Commodity
Broker
Use of Sporadically Incorrect Data for
Historical Simulations
I'd like to share some thoughts about concern over data
vendors whose data contain errors. I do not know how bad some data is,
but in general, I believe the following principles apply.
For historical testing, although using perfectly correct
data might be ideal for perfect optimization, I do not believe historical
data needs to be this good to develop a dependable and profitable trading
system for real-world use. Assuming the errors in data are relatively
infrequent and not obviously absurd, there should be little concern
in using this kind of data for system development and testing.
Since markets tend to look "continuous" on charts
with occasional "common-sense" appearing discontinuities,
you can generally spot data that is grossly in error, and estimated
corrections to this kind of error can be made. Errors of a few ticks
on either highs or lows of a daily range (or other sampling period)
may be considered "noise." Errors in opens or closes within
high-low ranges may or may not be "common-sense" detectable,
so this data "noise" may be of most concern. However, although
market behaviors do tend to repeat, rarely, if ever, do patterns of
behavior duplicate themselves tick-for-tick.
Therefore, to assume that a trading-decision strategy
must be based on high precision tick-range patterns or indicators is
asking for trouble -- this would be indicative of over-optimization.
Shallow-sensitivity "robust" optimization, in my opinion,
is quite desirable, but steep-sensitivity optimization is likely to
be disastrous. (Here, "sensitivity" refers to the change in
simulation results as the characteristics of a market change over time,
and shallow/steep refer to abruptness of the change.)
My presumption also takes into account the total number
of trades that a strategy may generate over its useful lifetime. Fewer
trades imply longer trending durations and, therefore, the "noise"
relative to the magnitudes of the moves will be relatively small and
insignificant. As the number of trades increases for a given lifetime,
the trend durations shorten, moves generally become much less, and relative
"noise" becomes more significant.
However, assuming that a sufficient number of trades are
generated both in historical simulation and in real-trading so that,
statistically, no single trade dominates the overall results, a robust
strategy that produces consistent "small advantages" will
by design, be inherently "noise immune."
Bottom line: So what if the historical data is somewhat
in error -- the future is likely to produce data that differs somewhat
from the past anyway, so a profitable trading strategy for any given
market should be tolerant of some reasonable variation in data, whether
that data be historical or yet-to-occur as the future develops. A "good"

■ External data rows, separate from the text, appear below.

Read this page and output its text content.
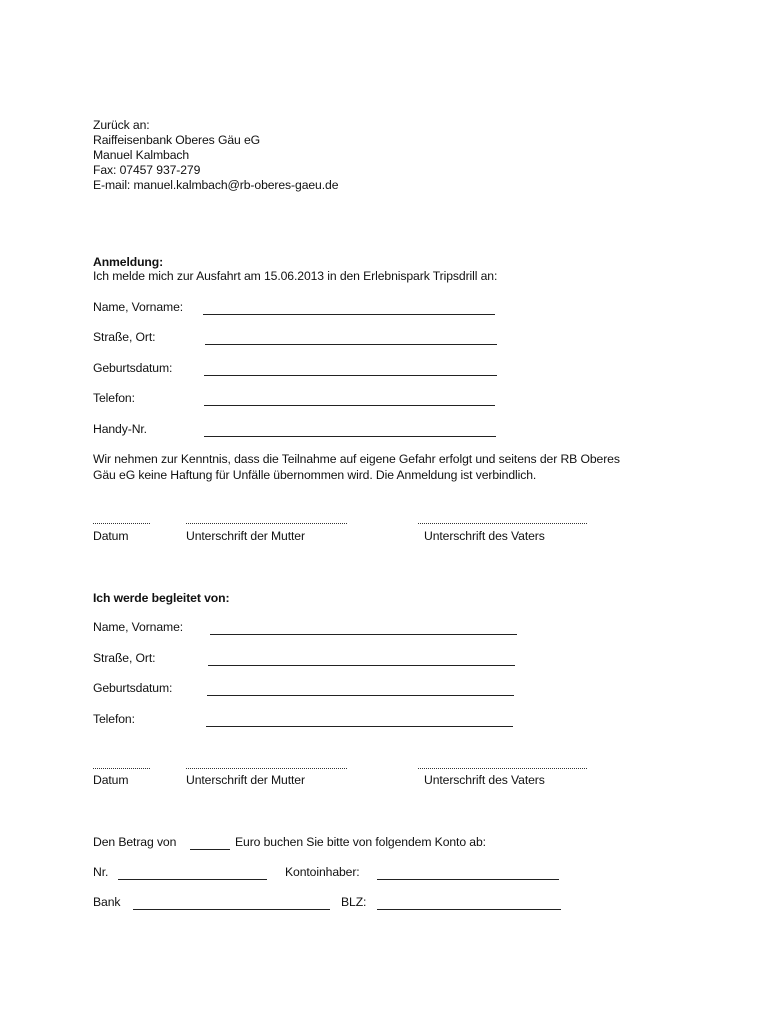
Zurück an:
Raiffeisenbank Oberes Gäu eG
Manuel Kalmbach
Fax: 07457 937-279
E-mail: manuel.kalmbach@rb-oberes-gaeu.de
Anmeldung:
Ich melde mich zur Ausfahrt am 15.06.2013 in den Erlebnispark Tripsdrill an:
Name, Vorname:
Straße, Ort:
Geburtsdatum:
Telefon:
Handy-Nr.
Wir nehmen zur Kenntnis, dass die Teilnahme auf eigene Gefahr erfolgt und seitens der RB Oberes
Gäu eG keine Haftung für Unfälle übernommen wird. Die Anmeldung ist verbindlich.
Datum	Unterschrift der Mutter	Unterschrift des Vaters
Ich werde begleitet von:
Name, Vorname:
Straße, Ort:
Geburtsdatum:
Telefon:
Datum	Unterschrift der Mutter	Unterschrift des Vaters
Den Betrag von	Euro buchen Sie bitte von folgendem Konto ab:
Nr.	Kontoinhaber:
Bank	BLZ:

trading system should be reasonably "noise" immune, and data
that is somewhat "noisy" can be quite adequate for trading
strategy development purposes.
Having said all this, would I, or could I, trust using
potentially flaky recent data to create real-time trading orders, for
either day-trades or position trades? If I did not want to take time
to look over data for obvious gross errors before mechanically (blindly)
generating trading orders, using unreliable data for this purpose could
likely result in some very expensive losing trades. (There could also
be some serendipitous profitable trades, but I wouldn't hold my breath!)

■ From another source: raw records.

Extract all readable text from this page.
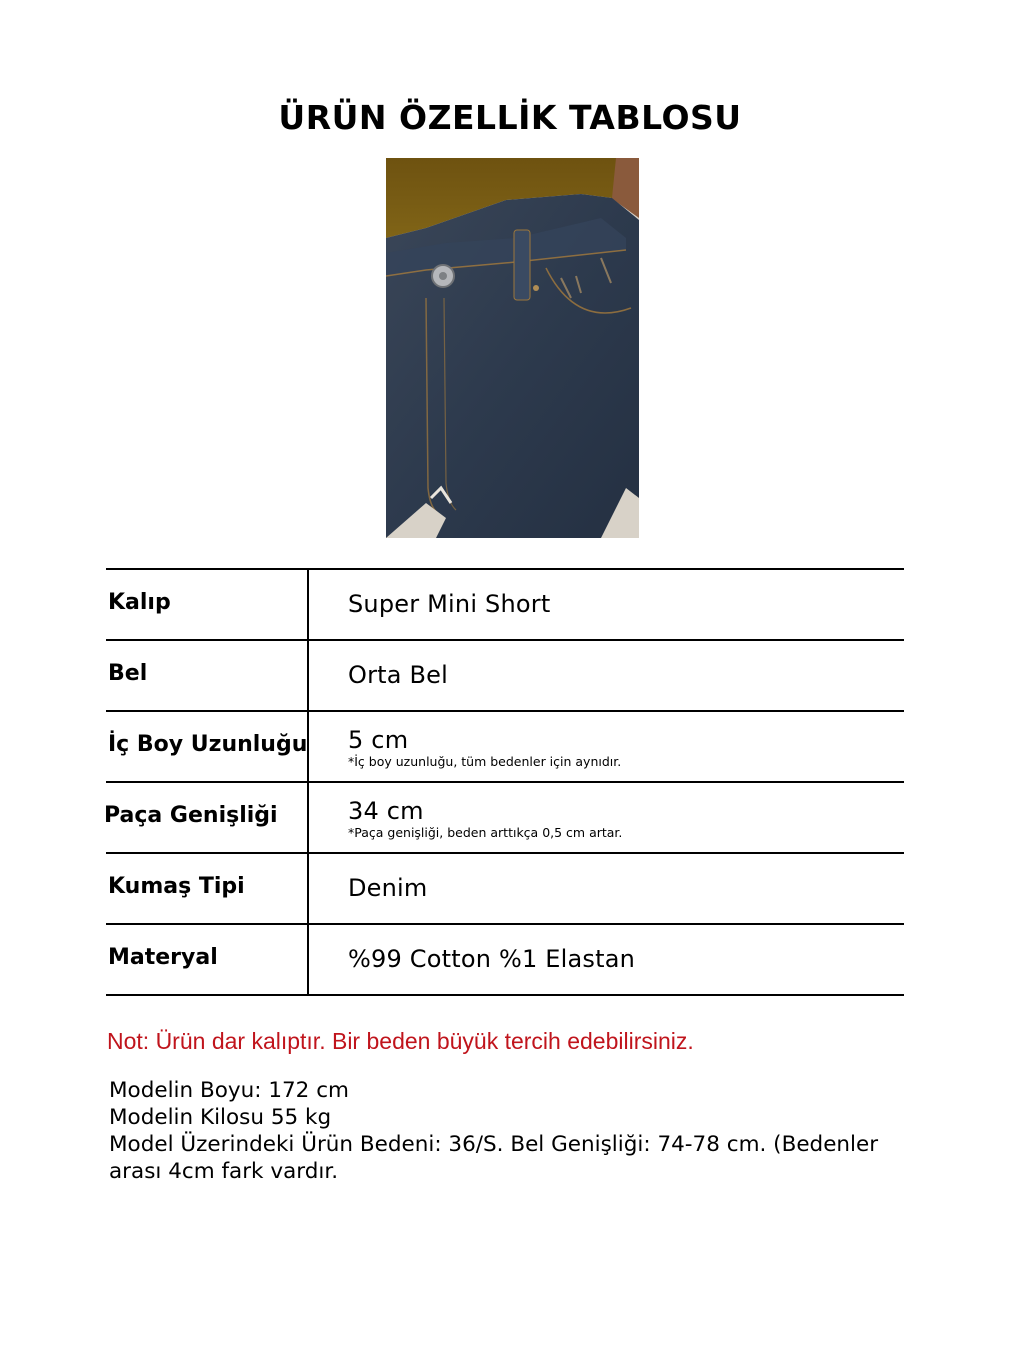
ÜRÜN ÖZELLİK TABLOSU
Kalıp	Super Mini Short
Bel	Orta Bel
İç Boy Uzunluğu 5 cm
*İç boy uzunluğu, tüm bedenler için aynıdır.
Paça Genişliği	34 cm
*Paça genişliği, beden arttıkça 0,5 cm artar.
Kumaş Tipi	Denim
Materyal	%99 Cotton %1 Elastan
Not: Ürün dar kalıptır. Bir beden büyük tercih edebilirsiniz.
Modelin Boyu: 172 cm
Modelin Kilosu 55 kg
Model Üzerindeki Ürün Bedeni: 36/S. Bel Genişliği: 74-78 cm. (Bedenler
arası 4cm fark vardır.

So, in this context, having reliably accurate data is imperative and
I would definitely want to use a vendor whose data I could trust.

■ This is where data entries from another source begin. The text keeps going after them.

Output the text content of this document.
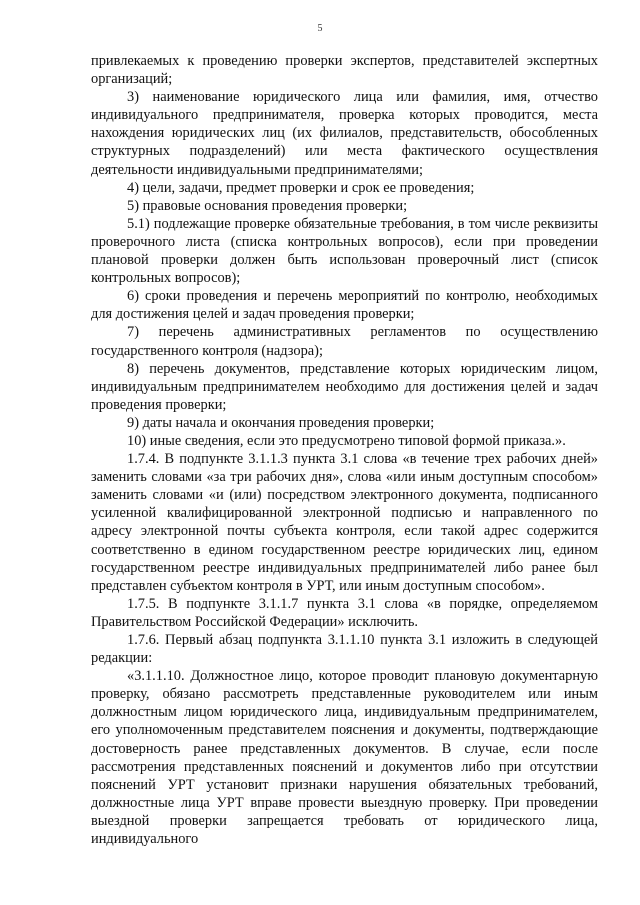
5

привлекаемых к проведению проверки экспертов, представителей экспертных организаций;

3) наименование юридического лица или фамилия, имя, отчество индивидуального предпринимателя, проверка которых проводится, места нахождения юридических лиц (их филиалов, представительств, обособленных структурных подразделений) или места фактического осуществления деятельности индивидуальными предпринимателями;

4) цели, задачи, предмет проверки и срок ее проведения;

5) правовые основания проведения проверки;

5.1) подлежащие проверке обязательные требования, в том числе реквизиты проверочного листа (списка контрольных вопросов), если при проведении плановой проверки должен быть использован проверочный лист (список контрольных вопросов);

6) сроки проведения и перечень мероприятий по контролю, необходимых для достижения целей и задач проведения проверки;

7) перечень административных регламентов по осуществлению государственного контроля (надзора);

8) перечень документов, представление которых юридическим лицом, индивидуальным предпринимателем необходимо для достижения целей и задач проведения проверки;

9) даты начала и окончания проведения проверки;

10) иные сведения, если это предусмотрено типовой формой приказа.».

1.7.4. В подпункте 3.1.1.3 пункта 3.1 слова «в течение трех рабочих дней» заменить словами «за три рабочих дня», слова «или иным доступным способом» заменить словами «и (или) посредством электронного документа, подписанного усиленной квалифицированной электронной подписью и направленного по адресу электронной почты субъекта контроля, если такой адрес содержится соответственно в едином государственном реестре юридических лиц, едином государственном реестре индивидуальных предпринимателей либо ранее был представлен субъектом контроля в УРТ, или иным доступным способом».

1.7.5. В подпункте 3.1.1.7 пункта 3.1 слова «в порядке, определяемом Правительством Российской Федерации» исключить.

1.7.6. Первый абзац подпункта 3.1.1.10 пункта 3.1 изложить в следующей редакции:

«3.1.1.10. Должностное лицо, которое проводит плановую документарную проверку, обязано рассмотреть представленные руководителем или иным должностным лицом юридического лица, индивидуальным предпринимателем, его уполномоченным представителем пояснения и документы, подтверждающие достоверность ранее представленных документов. В случае, если после рассмотрения представленных пояснений и документов либо при отсутствии пояснений УРТ установит признаки нарушения обязательных требований, должностные лица УРТ вправе провести выездную проверку. При проведении выездной проверки запрещается требовать от юридического лица, индивидуального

Understanding the strengths, weaknesses, and underlying
design of one's trading strategy coupled with the emotional considerations
of trust, confidence, and belief in that trading model would dictate
the comfort level of using data that could have sporadic errors in certain
ways. Even if I were willing to take time to carefully examine all data
for "common-sense" correctness, I might not be too comfortable
using data that would require my constant vigilance, even though my
"noise immune" trading strategy would probably produce reliably
profitable results over the longer term. Bottom line: In real-time trading,
for peace-of-mind, get the most reliable data available. |